Les colonisateurs ayant compris l’importance de cette plaine pour les montagnards, ils se sont engagés dans des combats acharnés, en adoptant à leur égard différentes stratégies –que nous détaillerons davantage sous peu – montrant leur détermination à les chasser de leurs terres ancestrales. À ce propos on peut ajouter le commentaire de Lacoste-Dujardin :
Cette vallée procurait aux montagnards l’indispensable ration de céréales nécessaires à leur alimentation. […] Aussi a-t-elle été occupée surtout par des tribus à la solde des Turcs […], et rarement disponible pour les villageois des tribus bordières. Ainsi les At Jennad se souviennent encore des nombreuses occasions où leurs terres de plaine, en contrebas de leurs villages, n’ont pu être labourées.
Le propos de cette citation correspond parfaitement aux informations avancées par Mezdad dans son roman, et montre bien l’importance économique de la plaine. En effet, son occupation par les Turcs et leurs alliés a mené à la ruine les tribus kabyles. Cette situation est bien décrite par Mezdad :
Après la conquête turque et suite à une guerre qui a duré dix ans avec les tribus kabyles, aucune parcelle de la plaine n’a pu être cultivée durant cette période. Elle est devenue une terre jachère. La plaine où se trouvaient les terres fertiles s’est transformée en un désert. Elle a été arrosée par le sang. Tandis que jadis on l’arrosait avec de l’eau et de la sueur. C’était insupportable de la voir en un tel état, elle devint terrifiante, alors qu’avant c’était la paix totale; dix ans de dévastation et de malheur et personne n’y avait plus semé la moindre graine. Et la famine a touché les montagnards; beaucoup sont morts8.

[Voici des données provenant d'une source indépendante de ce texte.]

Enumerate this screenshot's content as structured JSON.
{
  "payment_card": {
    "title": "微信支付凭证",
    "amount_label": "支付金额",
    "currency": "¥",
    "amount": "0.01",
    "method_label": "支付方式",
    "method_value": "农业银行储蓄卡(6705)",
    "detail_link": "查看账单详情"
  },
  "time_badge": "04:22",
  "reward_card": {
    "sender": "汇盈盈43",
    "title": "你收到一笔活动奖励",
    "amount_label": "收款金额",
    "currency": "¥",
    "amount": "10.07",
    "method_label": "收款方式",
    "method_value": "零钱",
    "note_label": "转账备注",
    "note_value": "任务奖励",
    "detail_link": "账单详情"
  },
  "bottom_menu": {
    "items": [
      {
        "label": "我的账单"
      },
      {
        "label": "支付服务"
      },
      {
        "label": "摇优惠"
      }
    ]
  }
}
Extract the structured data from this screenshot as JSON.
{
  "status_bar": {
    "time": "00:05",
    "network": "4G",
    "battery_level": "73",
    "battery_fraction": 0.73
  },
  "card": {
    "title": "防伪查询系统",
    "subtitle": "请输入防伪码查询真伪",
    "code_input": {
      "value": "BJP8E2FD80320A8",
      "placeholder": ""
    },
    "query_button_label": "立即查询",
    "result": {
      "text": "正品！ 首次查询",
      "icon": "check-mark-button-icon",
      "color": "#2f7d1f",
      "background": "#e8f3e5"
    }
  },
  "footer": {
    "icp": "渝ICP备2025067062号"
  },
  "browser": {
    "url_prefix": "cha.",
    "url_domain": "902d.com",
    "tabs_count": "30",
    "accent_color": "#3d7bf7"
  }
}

L’objectif des Turcs, à l’époque, est de contraindre les Kabyles à se soumettre à l’autorité du Sultan, mais ceux-ci rejettent toutes les offres provenant du Califat Ottoman. Une fois toutes les voies « pacifiques » épuisées, les Turcs déploient plusieurs garnisons dans le but d’écraser la résistance farouche que leur opposent les tribus kabyles.
Par ailleurs, il est vital pour les Kabyles de conserver ces terres, car leur survie en dépend, et la guerre qu’ils doivent livrer contre les troupes turques est lourde de conséquences, ainsi la plaine de Tadja restera-t-elle non cultivée pendant dix ans, des années durant lesquelles la famine et la peste vont presque jusqu’à exterminer les Kabyles. Les Turcs ne subissent pas autant de dommages, de toute évidence, car le rapport de force est en leur faveur. Puissants, ils ont de quoi faire face à une guerre aussi longtemps qu’elle durera, et la plaine en question ne les intéresse pas autant que la soumission des Kabyles. Mais la famine pousse les Kabyles à se solidariser et ils réussissent à déloger les Turcs et récupérer la vallée. Lors de la conquête française, l’administration coloniale adopte le même mode opératoire; la première mesure à laquelle elle procède est de confisquer cette plaine. Elle la partage en parcelles qu’elle distribue aux colons, et les Kabyles n’ont plus de quoi se nourrir. Mezdad écrit ceci, à propos de la confiscation de la plaine par les colons français :
À la conquête française, c’était le même mode opératoire, elle nous privait de la plaine. Elle l’avait répartie comme les tranches d’une galette et l’avait offerte à ses enfants. Les Kabyles assistaient, impuissants, à ce qui se faisait à leur détriment. Le blé était exporté au-delà de la mer, tandis que dans les villages, les gens ne trouvaient pas de quoi manger9.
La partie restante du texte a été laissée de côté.